There's nothing wrong with your data—it's pure ASCII. The problem is in your source code.

Clicking the Edit button to copy your actual source, rather than your formatted source, it's got non-breaking space (U+00A0) characters in the middle of the template string literal.

Assuming your editor and the browser you copied from and pasted to are doing things right, that means that your actual UTF-8 source has '\xc2\xa0' sequences.

Since you're putting non-ASCII characters into a str/bytes literal (which, as I explained in the other answer, is always a bad idea), this means your strings end up with '\xc2\xa0' sequences.

Somewhere between there and your screen, there's an additional coding problem, and this is getting garbled into '\xc2\xac\xe2\x80\xa0' sequences—which, when interpreted as UTF-8, show up as u'¬†'.

We could try to track down where that additional problem is coming from, but it doesn't matter too much.

The immediate fix is to replace all the non-breaking spaces in your source with plain ASCII spaces.

Going beyond that, you need to figure out what you were using that generated these non-breaking spaces. Often, this is a sign of editing source code in word processors rather than text editors; if so, stop doing that.

If you don't actually have any intentionally-non-ASCII source code, using # coding=ascii instead of # coding=utf-8 at the top of your file is a great way to catch bugs like this. (You can still process UTF-8 values; all the coding declaration says is that the source code itself is in UTF-8.)

Question 2

You still haven't answered the questions I asked to clarify this, so I'm going to take a guess here.

First, the reason your re.sub doesn't work is that your pattern is a UTF-8 ¬† ('\xc2\xac\xe2\x80\xa0'), but you're trying to match a cp1252 ¬† ('\xac\x86'). Obviously, those don't match.

Second, the reason you're getting that garbage in the first place is that your CSV file is being processed by something that's not using UTF-8, even though you think it is. Maybe it's your spreadsheet program, or a text editor, or a command-line tool.

Most likely, you've just mixed up one 8-bit encoding with another at some step on the chain—written out some text as cp1252, then tried to edit it as UTF-8, or vice-versa.

But that † is pretty interesting.

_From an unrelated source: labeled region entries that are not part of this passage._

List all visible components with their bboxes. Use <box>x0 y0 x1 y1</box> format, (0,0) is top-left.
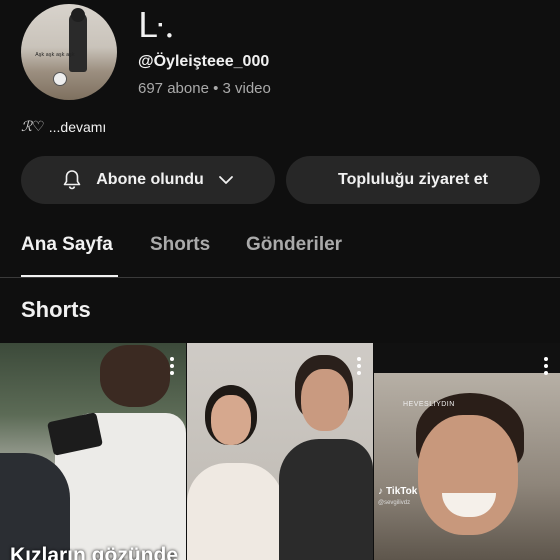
tab-posts[interactable]: Gönderiler <box>246 234 342 256</box>
tiktok-icon: ♪ <box>378 486 383 497</box>
channel-name-logo: ᒷ. <box>138 6 175 46</box>
short-thumbnail-3[interactable]: HEVESLIYDIN ♪ TikTok @sevgilivdz <box>374 343 560 560</box>
channel-stats: 697 abone • 3 video <box>138 80 271 97</box>
tabs-divider <box>0 277 560 278</box>
short-thumbnail-2[interactable] <box>187 343 373 560</box>
short-thumbnail-1[interactable]: Kızların gözünde <box>0 343 186 560</box>
tiktok-username: @sevgilivdz <box>378 500 411 506</box>
avatar-caption: Aşk aşk aşk aşk <box>35 52 75 58</box>
tab-shorts[interactable]: Shorts <box>150 234 210 256</box>
shorts-shelf: Kızların gözünde HEVESLIYDIN ♪ TikTok @s… <box>0 343 560 560</box>
subscribed-label: Abone olundu <box>96 171 204 188</box>
more-vertical-icon[interactable] <box>544 357 548 375</box>
avatar-figure-head <box>71 8 85 22</box>
subscribed-button[interactable]: Abone olundu <box>21 156 275 204</box>
thumb2-woman-face <box>211 395 251 445</box>
chevron-down-icon <box>216 170 236 190</box>
bell-icon <box>60 168 84 192</box>
channel-description[interactable]: ℛ♡ ...devamı <box>21 119 106 135</box>
more-vertical-icon[interactable] <box>357 357 361 375</box>
tiktok-watermark: ♪ TikTok <box>378 486 417 497</box>
thumb3-face <box>418 415 518 535</box>
thumb2-man-jacket <box>279 439 373 560</box>
thumb2-man-face <box>301 369 349 431</box>
short-overlay-text: Kızların gözünde <box>10 544 178 560</box>
visit-community-label: Topluluğu ziyaret et <box>338 171 488 188</box>
avatar-ball <box>53 72 67 86</box>
thumb3-top-bar <box>374 343 560 373</box>
shorts-section-title: Shorts <box>21 297 91 322</box>
channel-avatar[interactable]: Aşk aşk aşk aşk <box>21 4 117 100</box>
more-vertical-icon[interactable] <box>170 357 174 375</box>
tab-home[interactable]: Ana Sayfa <box>21 234 113 256</box>
thumb1-hair <box>100 345 170 407</box>
thumb3-top-text: HEVESLIYDIN <box>403 401 455 408</box>
channel-handle: @Öyleişteee_000 <box>138 53 270 70</box>
description-more[interactable]: ...devamı <box>49 119 107 135</box>
thumb2-woman-dress <box>187 463 283 560</box>
visit-community-button[interactable]: Topluluğu ziyaret et <box>286 156 540 204</box>
channel-tabs: Ana Sayfa Shorts Gönderiler <box>0 234 560 276</box>
description-signature: ℛ♡ <box>21 119 45 135</box>
tiktok-label: TikTok <box>386 486 418 497</box>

That's U+2020. If you have some UTF-16-LE text, and edit it as UTF-8 (or ASCII or cp1252), and try to add in a pair of spaces, you're actually adding in one U+2020. Normally, you'd think it would be hard to mix up UTF-16 and UTF-8. But clearly you're just eyeballing the text instead of actually looking at the bytes, and if all of your data fits within Latin-1, UTF-16 will look perfectly fine to your eyeball—sure, there's an invisible NUL character after each real character, but you can't see invisible things.

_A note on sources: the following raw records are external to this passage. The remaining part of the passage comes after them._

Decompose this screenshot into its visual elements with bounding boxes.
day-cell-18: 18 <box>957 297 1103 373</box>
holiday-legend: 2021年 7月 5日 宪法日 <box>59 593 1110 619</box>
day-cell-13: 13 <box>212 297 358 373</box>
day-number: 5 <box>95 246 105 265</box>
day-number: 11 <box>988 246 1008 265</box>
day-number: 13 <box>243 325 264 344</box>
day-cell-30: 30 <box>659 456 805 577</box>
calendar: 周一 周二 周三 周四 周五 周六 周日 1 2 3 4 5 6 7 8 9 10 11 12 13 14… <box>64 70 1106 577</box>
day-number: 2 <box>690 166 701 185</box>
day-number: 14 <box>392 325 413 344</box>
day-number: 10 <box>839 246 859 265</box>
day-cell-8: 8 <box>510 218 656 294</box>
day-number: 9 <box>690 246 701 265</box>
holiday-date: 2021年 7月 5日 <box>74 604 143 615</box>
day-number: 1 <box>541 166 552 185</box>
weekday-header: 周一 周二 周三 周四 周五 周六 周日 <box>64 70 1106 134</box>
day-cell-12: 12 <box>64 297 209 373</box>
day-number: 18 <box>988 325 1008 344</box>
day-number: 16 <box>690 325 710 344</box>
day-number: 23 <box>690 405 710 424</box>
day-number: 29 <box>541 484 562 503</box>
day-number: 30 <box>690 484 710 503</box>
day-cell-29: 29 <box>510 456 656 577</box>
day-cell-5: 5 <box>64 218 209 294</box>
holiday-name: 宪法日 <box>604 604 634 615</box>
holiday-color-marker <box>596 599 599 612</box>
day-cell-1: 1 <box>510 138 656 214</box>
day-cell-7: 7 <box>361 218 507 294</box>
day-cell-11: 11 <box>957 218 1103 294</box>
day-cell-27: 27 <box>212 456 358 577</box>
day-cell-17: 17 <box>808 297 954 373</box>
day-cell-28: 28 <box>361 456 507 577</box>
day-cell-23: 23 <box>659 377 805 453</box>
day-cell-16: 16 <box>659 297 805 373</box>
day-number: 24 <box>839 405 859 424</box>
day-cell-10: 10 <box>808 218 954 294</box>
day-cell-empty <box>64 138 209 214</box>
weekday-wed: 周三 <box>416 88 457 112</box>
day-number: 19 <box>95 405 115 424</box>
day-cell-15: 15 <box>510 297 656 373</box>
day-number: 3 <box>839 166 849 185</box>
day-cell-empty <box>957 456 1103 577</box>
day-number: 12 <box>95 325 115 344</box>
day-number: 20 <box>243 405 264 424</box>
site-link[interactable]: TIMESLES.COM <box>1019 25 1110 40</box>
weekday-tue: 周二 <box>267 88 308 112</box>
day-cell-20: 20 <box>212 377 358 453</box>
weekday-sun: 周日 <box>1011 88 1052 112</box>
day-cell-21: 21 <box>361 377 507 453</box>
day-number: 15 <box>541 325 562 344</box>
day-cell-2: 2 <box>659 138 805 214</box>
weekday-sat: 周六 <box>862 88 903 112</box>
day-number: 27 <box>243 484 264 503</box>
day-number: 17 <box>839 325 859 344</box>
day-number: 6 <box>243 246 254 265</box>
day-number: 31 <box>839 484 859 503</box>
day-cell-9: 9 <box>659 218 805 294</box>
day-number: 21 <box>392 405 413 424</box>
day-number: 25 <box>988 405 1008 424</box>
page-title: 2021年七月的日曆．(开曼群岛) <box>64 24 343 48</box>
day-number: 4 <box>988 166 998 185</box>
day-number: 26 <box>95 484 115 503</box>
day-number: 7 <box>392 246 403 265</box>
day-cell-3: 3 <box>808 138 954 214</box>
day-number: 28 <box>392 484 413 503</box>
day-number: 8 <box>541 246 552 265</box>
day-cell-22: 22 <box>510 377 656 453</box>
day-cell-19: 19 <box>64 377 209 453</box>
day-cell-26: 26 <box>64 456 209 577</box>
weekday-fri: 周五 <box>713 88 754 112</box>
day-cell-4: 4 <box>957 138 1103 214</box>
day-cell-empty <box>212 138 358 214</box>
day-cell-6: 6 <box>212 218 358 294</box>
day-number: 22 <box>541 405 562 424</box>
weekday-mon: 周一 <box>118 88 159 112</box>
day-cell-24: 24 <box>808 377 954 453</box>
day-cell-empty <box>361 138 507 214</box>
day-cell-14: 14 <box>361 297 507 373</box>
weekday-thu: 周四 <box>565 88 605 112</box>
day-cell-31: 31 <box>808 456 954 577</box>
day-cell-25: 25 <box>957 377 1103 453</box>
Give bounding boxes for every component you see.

Anyway, it doesn't matter what the exact details are. The only way to fix this is to look at the actual bytes in the file generated at each step on the chain, find out where you're doing it wrong, and fix it appropriately. If you don't know how to do any part of that, you need to give other people enough information to do it for you.

However, if you just want a quick workaround: Take the file that you're feeding into your Python script, and view it in a hex editor. Find the two garbage characters, and record what bytes they are. If they're, say, ac 86, just change your code to do a s = s.replace('\xac\x86', '').

Question 3

Try this:

line = re.sub(r'(?u)¬†','', line.rstrip())

Then the regex treat your string as unicode.